President Vladimir Putin of Russia has confirmed that he will visit Serbia on October 19 for the 70th anniversary celebration of the Soviet Red Army's liberation of Belgrade at the end of the Second World War.
At meetings with Serbian President Tomislav Nikolic and Prime Minister Aleksandar Vucic, talks will focus on bilateral cooperation over the South Stream gas pipeline, part of which is to pass through Serbia.
Serbia and Russia are closes allies and - despite pressure from Brussels - Serbia has refused to join sanctions imposed on Russia in relarion to its involvement in the crisis in Ukraine.
Belgrade has also refused to abandon its plans to participate in the Russian-managed gas pipeline.

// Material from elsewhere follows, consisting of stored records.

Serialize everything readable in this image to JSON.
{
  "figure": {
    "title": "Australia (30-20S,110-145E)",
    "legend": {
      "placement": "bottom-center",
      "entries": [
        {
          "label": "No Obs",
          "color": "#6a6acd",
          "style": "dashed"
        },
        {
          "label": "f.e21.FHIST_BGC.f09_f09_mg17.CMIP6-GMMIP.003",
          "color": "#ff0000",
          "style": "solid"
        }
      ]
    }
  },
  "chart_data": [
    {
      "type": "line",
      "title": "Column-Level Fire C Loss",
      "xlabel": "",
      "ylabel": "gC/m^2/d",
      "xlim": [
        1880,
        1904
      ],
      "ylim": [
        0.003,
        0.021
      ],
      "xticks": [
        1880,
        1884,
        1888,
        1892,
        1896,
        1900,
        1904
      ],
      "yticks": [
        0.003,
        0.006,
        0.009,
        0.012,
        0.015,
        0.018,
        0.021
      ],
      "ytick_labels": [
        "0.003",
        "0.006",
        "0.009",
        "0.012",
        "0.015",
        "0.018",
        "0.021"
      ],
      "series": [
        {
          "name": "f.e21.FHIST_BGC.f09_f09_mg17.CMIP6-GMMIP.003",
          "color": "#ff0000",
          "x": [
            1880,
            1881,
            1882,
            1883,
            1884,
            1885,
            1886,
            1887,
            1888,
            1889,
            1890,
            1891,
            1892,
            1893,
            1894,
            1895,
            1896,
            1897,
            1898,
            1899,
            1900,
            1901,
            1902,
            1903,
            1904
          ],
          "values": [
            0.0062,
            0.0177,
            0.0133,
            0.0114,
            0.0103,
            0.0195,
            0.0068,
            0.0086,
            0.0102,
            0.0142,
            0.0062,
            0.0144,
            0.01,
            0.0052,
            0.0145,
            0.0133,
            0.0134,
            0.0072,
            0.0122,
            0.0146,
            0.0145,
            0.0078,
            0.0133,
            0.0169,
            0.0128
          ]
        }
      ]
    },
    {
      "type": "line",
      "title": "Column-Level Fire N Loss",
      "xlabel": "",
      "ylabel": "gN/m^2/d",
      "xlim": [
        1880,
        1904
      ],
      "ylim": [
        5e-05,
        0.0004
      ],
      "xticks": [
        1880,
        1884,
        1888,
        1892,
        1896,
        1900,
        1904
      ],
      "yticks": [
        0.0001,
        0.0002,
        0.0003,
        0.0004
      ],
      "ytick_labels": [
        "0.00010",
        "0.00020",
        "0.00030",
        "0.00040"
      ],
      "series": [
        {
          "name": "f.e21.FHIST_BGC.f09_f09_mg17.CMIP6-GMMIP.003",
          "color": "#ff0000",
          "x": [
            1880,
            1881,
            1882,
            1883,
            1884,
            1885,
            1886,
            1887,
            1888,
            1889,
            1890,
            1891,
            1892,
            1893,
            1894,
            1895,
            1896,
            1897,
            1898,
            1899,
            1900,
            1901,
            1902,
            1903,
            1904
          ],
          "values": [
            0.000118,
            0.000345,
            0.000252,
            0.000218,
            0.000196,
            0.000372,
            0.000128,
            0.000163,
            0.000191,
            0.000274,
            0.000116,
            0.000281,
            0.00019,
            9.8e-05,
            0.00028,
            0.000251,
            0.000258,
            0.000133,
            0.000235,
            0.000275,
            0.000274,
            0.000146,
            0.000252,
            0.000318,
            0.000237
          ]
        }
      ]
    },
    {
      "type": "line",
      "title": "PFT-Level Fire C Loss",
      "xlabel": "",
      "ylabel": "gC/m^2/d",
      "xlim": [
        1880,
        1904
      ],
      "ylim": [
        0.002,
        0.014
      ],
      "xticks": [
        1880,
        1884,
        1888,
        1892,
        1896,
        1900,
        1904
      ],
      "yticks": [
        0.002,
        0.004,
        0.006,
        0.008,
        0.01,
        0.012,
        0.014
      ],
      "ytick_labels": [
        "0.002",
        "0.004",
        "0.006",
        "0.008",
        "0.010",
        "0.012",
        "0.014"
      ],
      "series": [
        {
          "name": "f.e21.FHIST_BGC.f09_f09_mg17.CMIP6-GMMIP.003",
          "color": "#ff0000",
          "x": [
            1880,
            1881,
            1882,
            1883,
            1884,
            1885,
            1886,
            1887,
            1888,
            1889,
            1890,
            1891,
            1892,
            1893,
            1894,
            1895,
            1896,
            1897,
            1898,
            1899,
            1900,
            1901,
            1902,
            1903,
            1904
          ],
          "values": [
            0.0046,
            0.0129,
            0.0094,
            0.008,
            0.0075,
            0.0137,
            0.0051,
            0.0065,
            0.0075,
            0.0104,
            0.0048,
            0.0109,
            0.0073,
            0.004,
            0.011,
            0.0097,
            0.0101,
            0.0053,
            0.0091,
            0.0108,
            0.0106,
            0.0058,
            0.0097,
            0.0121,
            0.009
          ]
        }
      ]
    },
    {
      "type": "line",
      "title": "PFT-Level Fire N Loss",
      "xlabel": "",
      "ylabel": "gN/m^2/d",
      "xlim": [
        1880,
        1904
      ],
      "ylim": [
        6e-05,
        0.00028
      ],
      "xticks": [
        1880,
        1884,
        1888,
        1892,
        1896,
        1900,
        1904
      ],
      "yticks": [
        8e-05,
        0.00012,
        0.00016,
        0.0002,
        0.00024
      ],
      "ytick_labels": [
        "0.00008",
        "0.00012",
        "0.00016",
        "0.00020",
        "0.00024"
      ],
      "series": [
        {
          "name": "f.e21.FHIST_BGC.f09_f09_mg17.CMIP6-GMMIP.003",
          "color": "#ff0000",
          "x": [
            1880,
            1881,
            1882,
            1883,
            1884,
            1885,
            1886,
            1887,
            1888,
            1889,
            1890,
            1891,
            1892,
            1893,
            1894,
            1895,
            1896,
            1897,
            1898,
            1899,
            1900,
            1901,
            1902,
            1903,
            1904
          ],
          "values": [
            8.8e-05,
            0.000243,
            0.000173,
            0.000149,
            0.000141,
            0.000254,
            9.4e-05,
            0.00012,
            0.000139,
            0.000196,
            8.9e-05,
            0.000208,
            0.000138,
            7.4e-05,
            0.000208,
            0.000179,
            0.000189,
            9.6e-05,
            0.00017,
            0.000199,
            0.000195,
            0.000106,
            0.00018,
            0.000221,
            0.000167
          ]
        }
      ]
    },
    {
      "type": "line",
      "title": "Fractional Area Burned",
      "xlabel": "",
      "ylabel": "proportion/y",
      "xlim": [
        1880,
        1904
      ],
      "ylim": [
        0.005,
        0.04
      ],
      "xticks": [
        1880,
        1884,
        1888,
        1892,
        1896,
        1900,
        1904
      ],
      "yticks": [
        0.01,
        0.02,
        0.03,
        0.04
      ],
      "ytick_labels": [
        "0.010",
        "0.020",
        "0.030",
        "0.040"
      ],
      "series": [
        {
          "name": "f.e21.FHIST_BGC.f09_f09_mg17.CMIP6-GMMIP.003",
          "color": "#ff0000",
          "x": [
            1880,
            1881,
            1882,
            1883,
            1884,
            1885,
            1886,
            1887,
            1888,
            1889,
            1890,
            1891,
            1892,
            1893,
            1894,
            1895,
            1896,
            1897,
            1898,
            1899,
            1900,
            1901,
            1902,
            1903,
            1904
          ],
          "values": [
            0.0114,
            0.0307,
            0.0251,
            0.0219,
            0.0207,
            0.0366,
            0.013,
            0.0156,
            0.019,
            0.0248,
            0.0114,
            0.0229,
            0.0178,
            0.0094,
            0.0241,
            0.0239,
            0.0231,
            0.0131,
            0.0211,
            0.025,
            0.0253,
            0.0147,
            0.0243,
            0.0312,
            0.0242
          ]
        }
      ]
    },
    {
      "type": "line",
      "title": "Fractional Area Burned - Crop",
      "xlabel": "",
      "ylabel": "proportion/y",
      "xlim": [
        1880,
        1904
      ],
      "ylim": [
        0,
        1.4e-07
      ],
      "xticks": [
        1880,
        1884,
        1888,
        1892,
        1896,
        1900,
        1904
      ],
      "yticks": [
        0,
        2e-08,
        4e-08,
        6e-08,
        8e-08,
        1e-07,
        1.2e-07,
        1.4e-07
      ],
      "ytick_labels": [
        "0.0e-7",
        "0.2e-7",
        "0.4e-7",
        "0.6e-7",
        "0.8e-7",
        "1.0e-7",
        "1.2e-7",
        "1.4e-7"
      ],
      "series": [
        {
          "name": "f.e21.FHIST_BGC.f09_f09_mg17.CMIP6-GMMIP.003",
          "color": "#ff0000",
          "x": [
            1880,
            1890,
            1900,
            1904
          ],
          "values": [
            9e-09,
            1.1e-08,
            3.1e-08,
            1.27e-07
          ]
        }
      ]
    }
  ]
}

Belgrade officials insist that the project is crucial for Serbia's energy sustainability and cannot be sacrificed.
The South Stream pipeline will pump natural gas from Russia under the Black Sea, then through Bulgaria and Serbia towards Hungary, Slovenia and Italy. The Serbian section of the pipeline will run for 421 kilometres.
The European Commission has already forced Bulgaria to suspend its participation in the project, claiming that the Russian state-run energy giant, Gazprom, would have a monopolistic position over the pipeline, which would violate internal EU regulations.
The EU is keen to reduce Europe's energy dependence on Russia.
Putin's confirmation of the Belgrade visit comes at a time of unprecedented international pressure on Moscow from the US and some European countries over Ukraine, which has heightened dramatically since the downing of the Air Malaysia flight over eastern Ukraine, killing all 298 passengers on board.
Putin is widely blamed for arming the pro-Russian separatists in eastern Ukraine who likely shot down the plane by mistake.
Putin was last in Belgrade in March 2011, when he met the then President, Boris Tadic, visited the Serbian parliament, the Red Star football stadium and the Orthodox cathedral of St Sava.